There’s a slight jankiness to the aiming-based gadgets, alas: all these thin lines and angles which show their paths and rebounds, and every device distilled down to samey glowing spots. While it’s clearly made in a minimalist spirit, the gizmos look and feel a touch inelegant. They get their job done, but they’re not sexy. Which would be OK if I didn’t have this gnawing suspicion that Volume thinks it’s very, very sexy indeed. Thomas Was Alone did well enough that Volume benefits from resources most ‘indie’ games can only dream of, but clearly it can’t realistically compete with titles from a large studio. I think it’s a mistake to carry itself like it can, and I certainly don’t feel the sleb voices raise it to some higher echelon. Rather, embracing its own smallness would have upped its charm significantly. The top-down Pac-Man adventures of tiny, spiky mask-man suits Volume, because that’s what Volume really is, underneath the awkward attempts at melodrama and a little too much meta-humour.
I felt it was too long for too long’s sake as well, including falling into the Assassin’s Creed trap of being frontloaded with an egregious amount of tutorial. I wish it had given me all the gadgets earlier, let choose and let me experiment, let me learn what does and doesn’t work where rather than be drip fed and stutter through its more mechanical early missions. In many of the later ones, bigger and more multi-path, I was reacting instinctively, taking risks and having them pay off, finding a groove. There was flow and joyfulness.
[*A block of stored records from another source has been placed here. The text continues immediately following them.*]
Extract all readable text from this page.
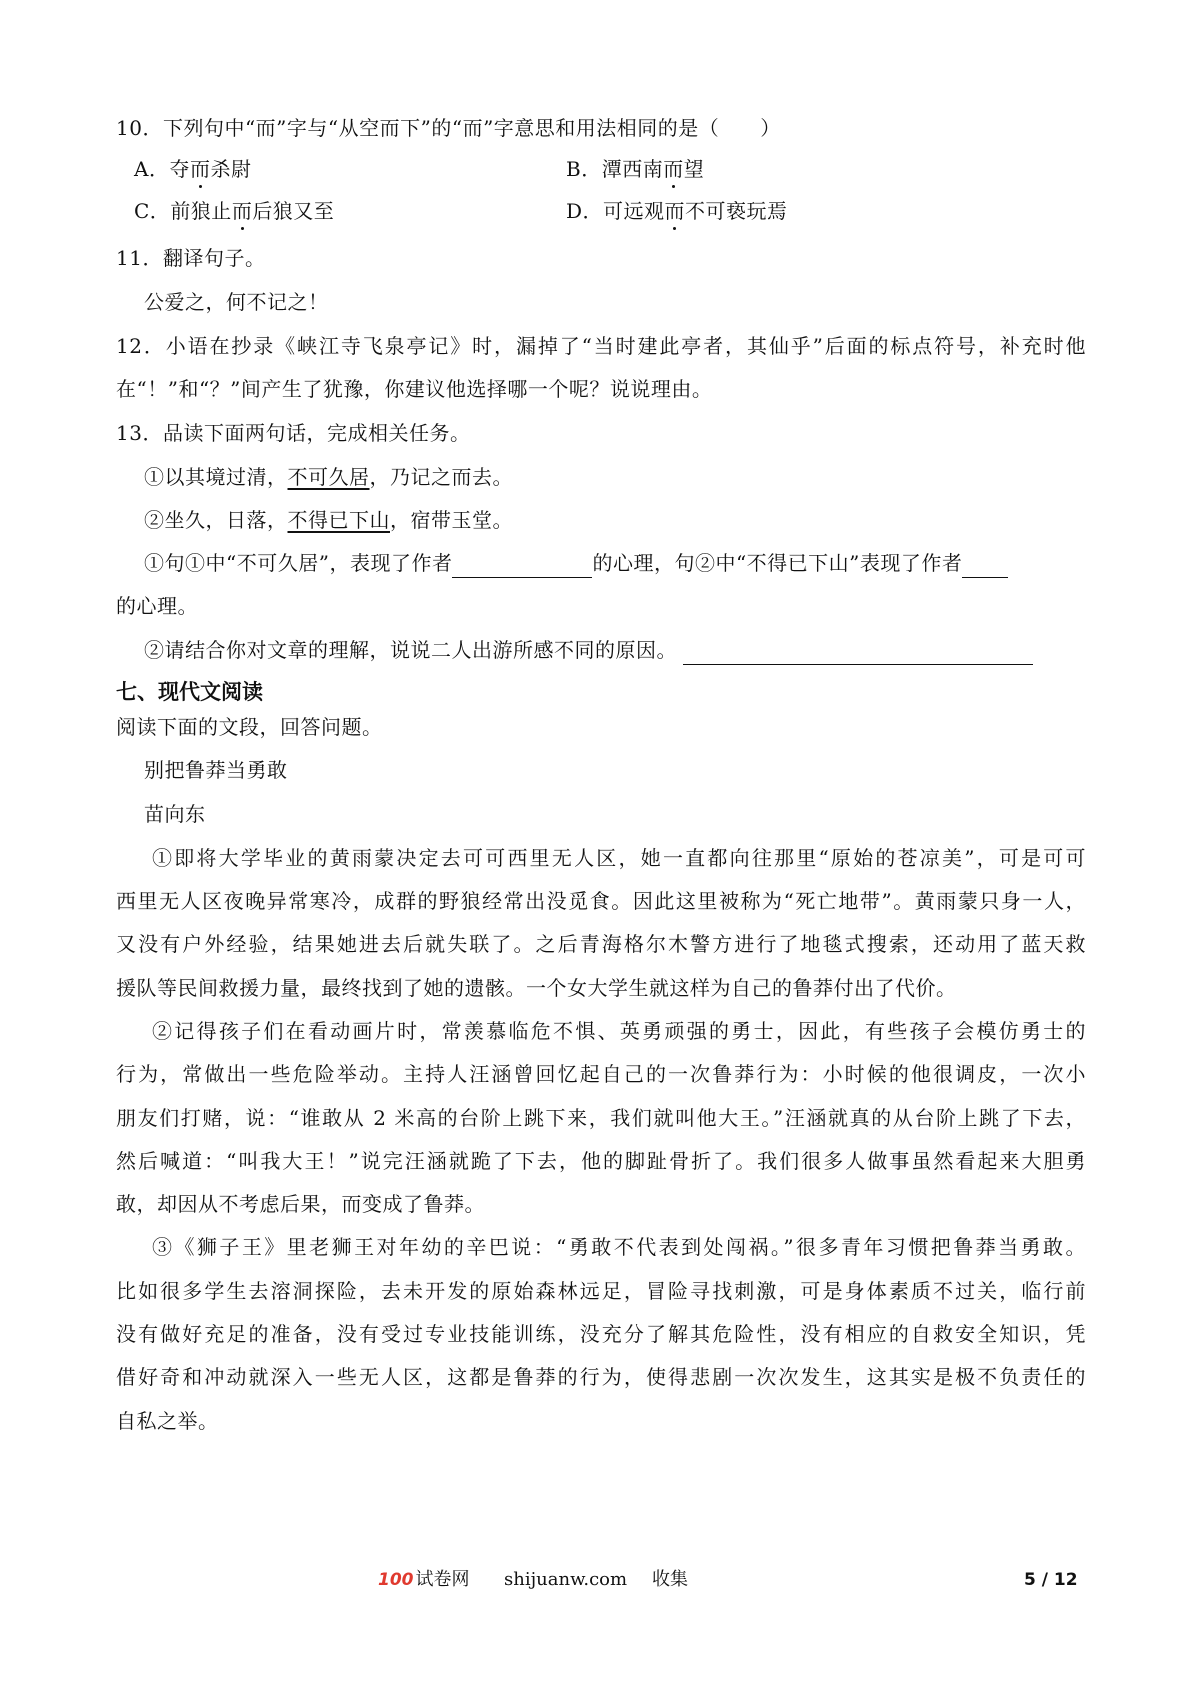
10．下列句中“而”字与“从空而下”的“而”字意思和用法相同的是（　　）
A．夺而杀尉	B．潭西南而望
C．前狼止而后狼又至	D．可远观而不可亵玩焉
11．翻译句子。
公爱之，何不记之！
12．小语在抄录《峡江寺飞泉亭记》时，漏掉了“当时建此亭者，其仙乎”后面的标点符号，补充时他
在“！”和“？”间产生了犹豫，你建议他选择哪一个呢？说说理由。
13．品读下面两句话，完成相关任务。
①以其境过清，不可久居，乃记之而去。
②坐久，日落，不得已下山，宿带玉堂。
①句①中“不可久居”，表现了作者	的心理，句②中“不得已下山”表现了作者
的心理。
②请结合你对文章的理解，说说二人出游所感不同的原因。
七、现代文阅读
阅读下面的文段，回答问题。
别把鲁莽当勇敢
苗向东
①即将大学毕业的黄雨蒙决定去可可西里无人区，她一直都向往那里“原始的苍凉美”，可是可可
西里无人区夜晚异常寒冷，成群的野狼经常出没觅食。因此这里被称为“死亡地带”。黄雨蒙只身一人，
又没有户外经验，结果她进去后就失联了。之后青海格尔木警方进行了地毯式搜索，还动用了蓝天救
援队等民间救援力量，最终找到了她的遗骸。一个女大学生就这样为自己的鲁莽付出了代价。
②记得孩子们在看动画片时，常羡慕临危不惧、英勇顽强的勇士，因此，有些孩子会模仿勇士的
行为，常做出一些危险举动。主持人汪涵曾回忆起自己的一次鲁莽行为：小时候的他很调皮，一次小
朋友们打赌，说：“谁敢从 2 米高的台阶上跳下来，我们就叫他大王。”汪涵就真的从台阶上跳了下去，
然后喊道：“叫我大王！”说完汪涵就跪了下去，他的脚趾骨折了。我们很多人做事虽然看起来大胆勇
敢，却因从不考虑后果，而变成了鲁莽。
③《狮子王》里老狮王对年幼的辛巴说：“勇敢不代表到处闯祸。”很多青年习惯把鲁莽当勇敢。
比如很多学生去溶洞探险，去未开发的原始森林远足，冒险寻找刺激，可是身体素质不过关，临行前
没有做好充足的准备，没有受过专业技能训练，没充分了解其危险性，没有相应的自救安全知识，凭
借好奇和冲动就深入一些无人区，这都是鲁莽的行为，使得悲剧一次次发生，这其实是极不负责任的
自私之举。
100 试卷网 shijuanw.com 收集	5 / 12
The good game at the heart of all the frequently irritating bluster and padding shines through.
I’m looking forwards to seeing what players can do with the included level editor, which is dead simple to use and will produce missions encumbered by neither the necessary escalation of a campaign structure or any kind of plot. There’s a clever stealth game here, without question. I’d just like it so much more if it ramped up faster and cooled it with all the chest-thumping.